The 45-year-old tobacco farmer relocated from Kasiya Village in Lilongwe. Like most other growers, his tobacco farming business led to the loss of trees.
“When I settled on this land in 1992, there were many indigenous trees. But we had to clear the land for the farm and our house,” he recalls.
It was not until he was sensitised to the dangers of wanton tree cutting by a forestry extension worker in the area, that he decided to become an ambassador of change. He is now a shining example to people in Manjondo and surrounding villages.
“The forestry extension worker advised me to plant trees annually. In the first year I planted 200 trees on my farm. The following year, I planted 2 400 tree seedlings,” says Nkhoma.
Married to two wives with 16 children, Nkhoma says he plans to plant more trees in future.
“Of course, this year things did not work as expected because of water and seedling problems. I will only manage slightly over a thousand tree seedlings. The problem is that most water sources dried up quickly,” he explains.
Instead of having a brick fence as most households do, Nkhoma’s house is surrounded by trees, such as acacias, India and mtangatanga. As a tobacco farmer, he says it is very important to replace trees that are cut.

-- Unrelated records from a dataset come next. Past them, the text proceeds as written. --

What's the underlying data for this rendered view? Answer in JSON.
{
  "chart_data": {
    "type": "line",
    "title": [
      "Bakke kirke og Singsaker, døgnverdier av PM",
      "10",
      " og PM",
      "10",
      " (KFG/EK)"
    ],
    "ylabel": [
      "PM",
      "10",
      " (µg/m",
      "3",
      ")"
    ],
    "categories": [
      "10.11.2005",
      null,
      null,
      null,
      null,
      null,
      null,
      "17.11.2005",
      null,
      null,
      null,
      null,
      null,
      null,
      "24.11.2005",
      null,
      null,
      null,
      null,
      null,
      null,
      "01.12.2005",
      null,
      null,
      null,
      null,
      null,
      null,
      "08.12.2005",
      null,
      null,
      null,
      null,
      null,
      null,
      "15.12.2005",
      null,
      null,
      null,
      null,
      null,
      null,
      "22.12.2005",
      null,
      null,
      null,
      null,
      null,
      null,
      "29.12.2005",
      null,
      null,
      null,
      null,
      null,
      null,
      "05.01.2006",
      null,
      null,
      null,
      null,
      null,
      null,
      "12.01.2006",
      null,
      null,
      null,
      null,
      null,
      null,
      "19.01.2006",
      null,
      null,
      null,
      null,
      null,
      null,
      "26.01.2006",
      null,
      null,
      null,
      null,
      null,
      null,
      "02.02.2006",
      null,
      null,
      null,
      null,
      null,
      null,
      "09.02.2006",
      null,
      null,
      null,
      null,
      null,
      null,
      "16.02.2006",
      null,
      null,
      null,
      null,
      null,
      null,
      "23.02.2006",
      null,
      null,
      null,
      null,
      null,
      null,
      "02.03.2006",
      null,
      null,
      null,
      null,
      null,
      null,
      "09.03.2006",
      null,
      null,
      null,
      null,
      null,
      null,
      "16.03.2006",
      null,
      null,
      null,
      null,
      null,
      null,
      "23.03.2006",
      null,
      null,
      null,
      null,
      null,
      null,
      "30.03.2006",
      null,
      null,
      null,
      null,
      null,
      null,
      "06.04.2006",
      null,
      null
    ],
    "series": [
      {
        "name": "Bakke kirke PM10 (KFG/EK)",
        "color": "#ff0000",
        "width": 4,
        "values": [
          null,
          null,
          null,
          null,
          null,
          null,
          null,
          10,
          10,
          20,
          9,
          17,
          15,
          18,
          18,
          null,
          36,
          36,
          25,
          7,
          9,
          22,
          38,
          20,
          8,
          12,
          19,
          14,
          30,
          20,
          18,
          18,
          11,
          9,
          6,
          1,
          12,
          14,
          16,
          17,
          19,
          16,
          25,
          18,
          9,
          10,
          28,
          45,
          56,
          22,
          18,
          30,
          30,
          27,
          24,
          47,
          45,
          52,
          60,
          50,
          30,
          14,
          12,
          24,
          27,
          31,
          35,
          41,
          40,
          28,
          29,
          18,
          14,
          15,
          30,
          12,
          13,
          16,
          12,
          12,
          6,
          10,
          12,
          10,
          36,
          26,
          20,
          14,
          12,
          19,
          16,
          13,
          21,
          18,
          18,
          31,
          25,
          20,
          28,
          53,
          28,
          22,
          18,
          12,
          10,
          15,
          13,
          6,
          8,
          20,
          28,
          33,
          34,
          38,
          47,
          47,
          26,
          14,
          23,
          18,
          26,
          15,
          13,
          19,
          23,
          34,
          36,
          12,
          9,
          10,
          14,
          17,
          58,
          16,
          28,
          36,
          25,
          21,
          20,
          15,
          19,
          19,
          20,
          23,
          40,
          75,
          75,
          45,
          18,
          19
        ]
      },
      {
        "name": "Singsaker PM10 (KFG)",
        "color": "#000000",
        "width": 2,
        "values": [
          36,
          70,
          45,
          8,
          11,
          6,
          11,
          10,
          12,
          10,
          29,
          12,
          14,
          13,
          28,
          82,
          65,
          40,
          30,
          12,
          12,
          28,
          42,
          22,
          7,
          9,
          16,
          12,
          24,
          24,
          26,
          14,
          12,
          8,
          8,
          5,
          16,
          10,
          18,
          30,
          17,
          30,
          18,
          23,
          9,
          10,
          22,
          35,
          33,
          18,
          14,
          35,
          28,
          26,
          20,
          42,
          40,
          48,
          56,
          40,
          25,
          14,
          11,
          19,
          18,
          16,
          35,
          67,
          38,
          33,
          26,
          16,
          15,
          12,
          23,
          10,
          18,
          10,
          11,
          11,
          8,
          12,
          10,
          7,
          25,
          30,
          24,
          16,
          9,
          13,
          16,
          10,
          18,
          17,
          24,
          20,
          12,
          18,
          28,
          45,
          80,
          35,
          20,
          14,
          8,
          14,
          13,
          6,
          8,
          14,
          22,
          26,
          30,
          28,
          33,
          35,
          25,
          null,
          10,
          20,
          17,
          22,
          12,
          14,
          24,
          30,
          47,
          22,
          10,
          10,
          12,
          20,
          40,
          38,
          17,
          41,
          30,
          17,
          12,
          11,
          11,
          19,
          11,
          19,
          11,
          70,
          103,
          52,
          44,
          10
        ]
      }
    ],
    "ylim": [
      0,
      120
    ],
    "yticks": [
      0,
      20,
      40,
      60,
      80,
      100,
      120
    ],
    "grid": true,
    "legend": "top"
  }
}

“In Kasungu, many farmers grow tobacco. This crop needs trees. Right from nursery, you need trees for erecting sheds and more trees for curing the leaf, in case of flue cured tobacco. Annually, a lot of trees are cut down to cure tobacco.”
Some tobacco farmers in Manjondo Village are emulating his example and have started growing trees, according to area forestry extension worker Tenas Mphanyama.
“We regard him (Nkhoma) as our ambassador of change. He has planted more trees on his own than most farmers,” says Mphanyama.
Apart from tobacco, Nkhoma grows maize, soya beans and groundnuts. He also rears chickens and goats. He says he feels bad to see people cutting down trees without replacement.
According to the district forestry office, tobacco is one of the contributing factors to high deforestation in Kasungu.
“I think if all farmers could emulate the example, as a district we would not have bare land,” says Mphanyama.
In the wake of high deforestation rate, experts say planting of trees and conserving the environment will mitigate harmful effects of climate change.